Я любуюсь Варежкой в её рубиновом платье. Какие болваны эти мужчины. Монашкой она, конечно, не жила – а как по-другому урвать кусочек коротенького женского счастья? Не навязывалась, не требовала ничего взамен: подарков, ресторанов, туристических поездок, развода с женой. И как-то у неё всё выходило женственно, нежно, чисто и целомудренно – хотя речь, в общем-то, идёт о прелюбодеяниях. Как-то она могла устроить так, что жёны даже не догадывались о маленьких победоносных походах мужей налево.
Поездки к морю – фи.

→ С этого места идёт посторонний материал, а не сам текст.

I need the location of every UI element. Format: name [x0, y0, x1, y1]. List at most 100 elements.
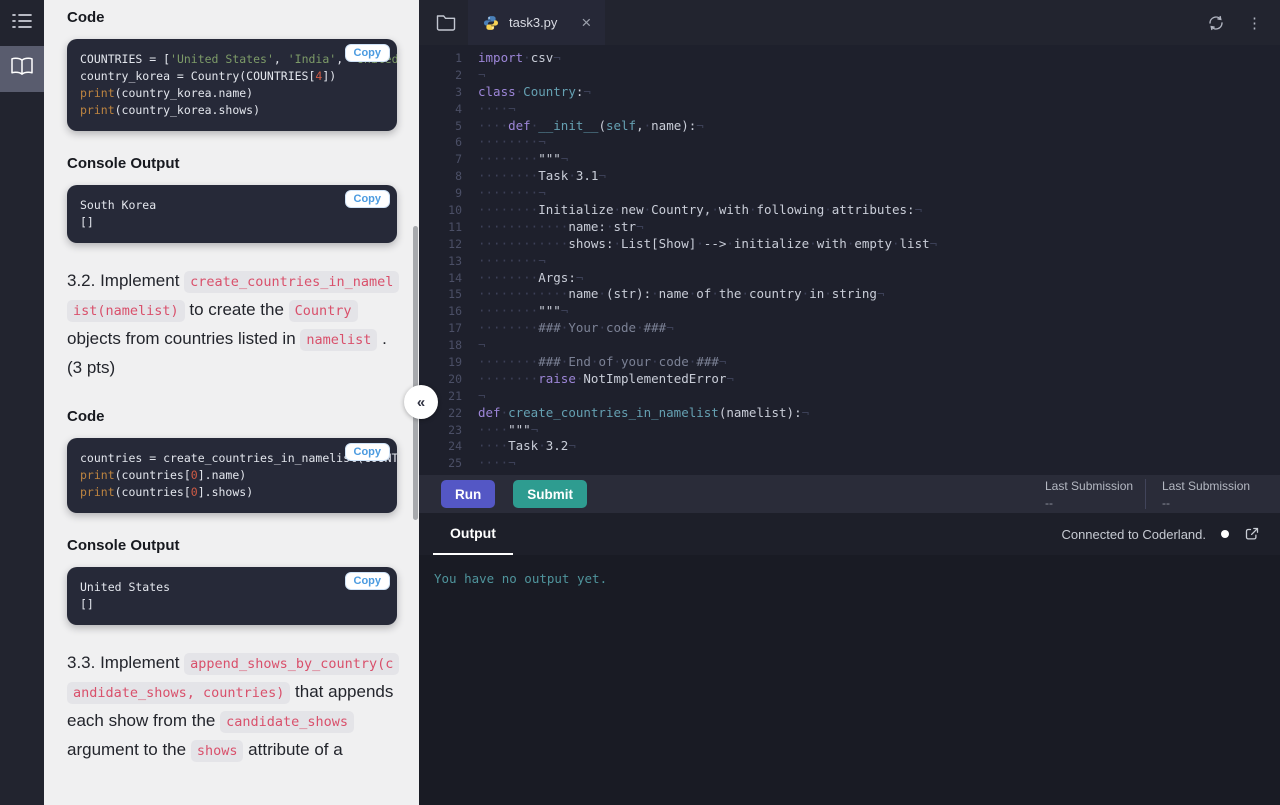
line-number: 8 [455, 169, 462, 184]
line-number: 7 [455, 152, 462, 167]
last-submission-area: Last Submission -- Last Submission -- [1045, 479, 1280, 510]
tabbar-actions: ⋮ [1207, 14, 1262, 32]
editor-line: 24 ····Task·3.2¬ [419, 438, 1280, 455]
console-output-block: Copy South Korea [] [67, 185, 397, 243]
editor-line: 6 ········¬ [419, 134, 1280, 151]
app-window: Code Copy COUNTRIES = ['United States', 'I… [0, 0, 1280, 805]
tab-filename: task3.py [509, 15, 558, 30]
line-number: 17 [448, 321, 462, 336]
inline-code: Country [288, 300, 358, 322]
editor-line: 10 ········Initialize·new·Country,·with·f… [419, 202, 1280, 219]
editor-tabbar: task3.py × ⋮ [419, 0, 1280, 45]
paragraph-text: attribute of a [243, 740, 343, 759]
last-submission-label: Last Submission [1162, 478, 1251, 493]
inline-code: shows [190, 740, 244, 762]
last-submission-value: -- [1162, 495, 1170, 510]
line-number: 12 [448, 236, 462, 251]
line-number: 4 [455, 101, 462, 116]
line-number: 5 [455, 118, 462, 133]
collapse-panel-button[interactable]: « [404, 385, 438, 419]
kebab-menu-icon[interactable]: ⋮ [1247, 14, 1262, 32]
copy-button[interactable]: Copy [344, 44, 390, 62]
line-number: 16 [448, 304, 462, 319]
line-number: 2 [455, 67, 462, 82]
external-link-icon[interactable] [1244, 526, 1260, 542]
sidebar-item-toc[interactable] [0, 0, 44, 46]
connection-status-text: Connected to Coderland. [1061, 526, 1206, 542]
line-number: 9 [455, 186, 462, 201]
editor-line: 11 ············name:·str¬ [419, 219, 1280, 236]
editor-line: 9 ········¬ [419, 185, 1280, 202]
line-number: 10 [448, 203, 462, 218]
editor-line: 7 ········"""¬ [419, 151, 1280, 168]
status-dot-icon [1221, 530, 1229, 538]
divider [1145, 479, 1146, 509]
sidebar-item-instructions[interactable] [0, 46, 44, 92]
line-number: 23 [448, 422, 462, 437]
close-tab-icon[interactable]: × [581, 14, 591, 31]
copy-button[interactable]: Copy [344, 572, 390, 590]
last-submission-label: Last Submission [1045, 478, 1134, 493]
editor-line: 8 ········Task·3.1¬ [419, 168, 1280, 185]
instructions-scrollbar[interactable] [413, 226, 418, 520]
code-line: COUNTRIES = ['United States', 'India', '… [80, 52, 397, 66]
section-heading: Code [67, 9, 105, 26]
paragraph-text: argument to the [67, 740, 191, 759]
line-number: 1 [455, 51, 462, 65]
editor-line: 3 class·Country:¬ [419, 84, 1280, 101]
output-bar: Output Connected to Coderland. [419, 513, 1280, 555]
editor-line: 19 ········###·End·of·your·code·###¬ [419, 354, 1280, 371]
line-number: 11 [448, 219, 462, 234]
editor-line: 16 ········"""¬ [419, 303, 1280, 320]
sidebar [0, 0, 44, 805]
copy-button[interactable]: Copy [344, 443, 390, 461]
editor-line: 22 def·create_countries_in_namelist(namel… [419, 405, 1280, 422]
tab-output[interactable]: Output [433, 513, 513, 555]
editor-line: 13 ········¬ [419, 253, 1280, 270]
editor-line: 17 ········###·Your·code·###¬ [419, 320, 1280, 337]
output-console: You have no output yet. [419, 555, 1280, 805]
tab-task3-py[interactable]: task3.py × [468, 0, 606, 45]
submit-button[interactable]: Submit [513, 480, 587, 508]
editor-line: 25 ····¬ [419, 455, 1280, 472]
editor-line: 5 ····def·__init__(self,·name):¬ [419, 118, 1280, 135]
python-icon [483, 15, 499, 31]
section-heading: Console Output [67, 155, 180, 172]
code-line: [] [80, 215, 94, 229]
code-line: United States [80, 580, 171, 594]
chevron-double-left-icon: « [416, 393, 426, 411]
line-number: 14 [448, 270, 462, 285]
action-bar: Run Submit Last Submission -- Last Submi… [419, 475, 1280, 513]
paragraph-text: 3.3. Implement [67, 653, 185, 672]
section-heading: Code [67, 408, 105, 425]
line-number: 19 [448, 355, 462, 370]
line-number: 15 [448, 287, 462, 302]
book-icon [11, 57, 33, 81]
editor-line: 14 ········Args:¬ [419, 270, 1280, 287]
code-line: [] [80, 597, 94, 611]
code-line: country_korea = Country(COUNTRIES[4]) [80, 69, 337, 83]
code-line: countries = create_countries_in_namelist… [80, 451, 397, 465]
code-line: South Korea [80, 198, 157, 212]
last-submission-value: -- [1045, 495, 1053, 510]
last-submission-submit: Last Submission -- [1162, 479, 1258, 510]
code-line: print(country_korea.shows) [80, 103, 261, 117]
console-output-block: Copy United States [] [67, 567, 397, 625]
run-button[interactable]: Run [441, 480, 496, 508]
code-line: print(country_korea.name) [80, 86, 254, 100]
output-empty-message: You have no output yet. [434, 571, 608, 586]
editor-code[interactable]: 1 import·csv¬ 2 ¬ 3 class·Country:¬ 4 ····¬ 5 ···… [419, 45, 1280, 475]
editor-line: 12 ············shows:·List[Show]·-->·init… [419, 236, 1280, 253]
instruction-paragraph: 3.3. Implement append_shows_by_country(c… [67, 649, 400, 765]
refresh-icon[interactable] [1207, 15, 1225, 31]
file-explorer-icon[interactable] [436, 14, 456, 31]
editor-line: 20 ········raise·NotImplementedError¬ [419, 371, 1280, 388]
connection-area: Connected to Coderland. [1061, 526, 1280, 542]
instructions-panel: Code Copy COUNTRIES = ['United States', 'I… [44, 0, 419, 805]
line-number: 3 [455, 84, 462, 99]
editor-panel: « task3.py × ⋮ 1 import·csv¬ 2 ¬ 3 class… [404, 0, 1280, 805]
code-block: Copy countries = create_countries_in_name… [67, 438, 397, 513]
copy-button[interactable]: Copy [344, 190, 390, 208]
instructions-content: Code Copy COUNTRIES = ['United States', 'I… [67, 9, 400, 765]
line-number: 25 [448, 456, 462, 471]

Жарко, тесно, скользко от пота. То ли дело Пинега, Печора, Шексна. Безлюдье, вековая тишина, древний гранит, суровая северная природа. В палатке, под треск костерка, пение елей и плеск озёрной волны, под мелкими холодными звёздами Варя зачала Наташку. Не подозревающий о том мужественный отец, поцеловав, пощекотав на прощание бородой милую Варюшу, уехал к семье.
– Ты хоть искала его? На алименты подала?
– Зачем? Разве за счастье подают на алименты? Я ему так благодарна!
– Не понимаю некоторых женщин, – поджала губы сотрудница, тот самый «человек дождя». – Вот чтобы я без штампа с мужиком в постель легла… Сначала паспорт покажи.
Я ей заткнула рот, тотчас набрав в поисковике старинную фразу о женской неприступности:
«Знайте же вы, что часто целомудрие сравнивают с запертою шкатулкою с сокровищем. Сокровище это лишь потому цело, что не нашлось желающих им завладеть».
Пока она зеленела от желчи, я ей популярно расшифровывала смысл цитаты: бывают женщины темпераментные – а бывают фригидные, холоднокровные как лягушки, бр-р. И нечего собственное не востребование и лягушачью физиологию выдавать за чистоту и гордость. Скажи прямо: не привелось испытать страсть, которая сметает на своём пути все условности.
А наша Варежка – и есть щедрая шкатулка с сокровищами. Я так думаю: трястись над красотой до старости как Скупой рыцарь – так же преступно, как зарывать талант в землю. Прятать хлеб в голодный год. Выливать воду в песок – в засуху и жажду…
Да, звучит спорно. Так спорьте, аргументируйте, доказывайте свою правоту, точку зрения – а не бросайте в одинокую красивую женщину комья грязи.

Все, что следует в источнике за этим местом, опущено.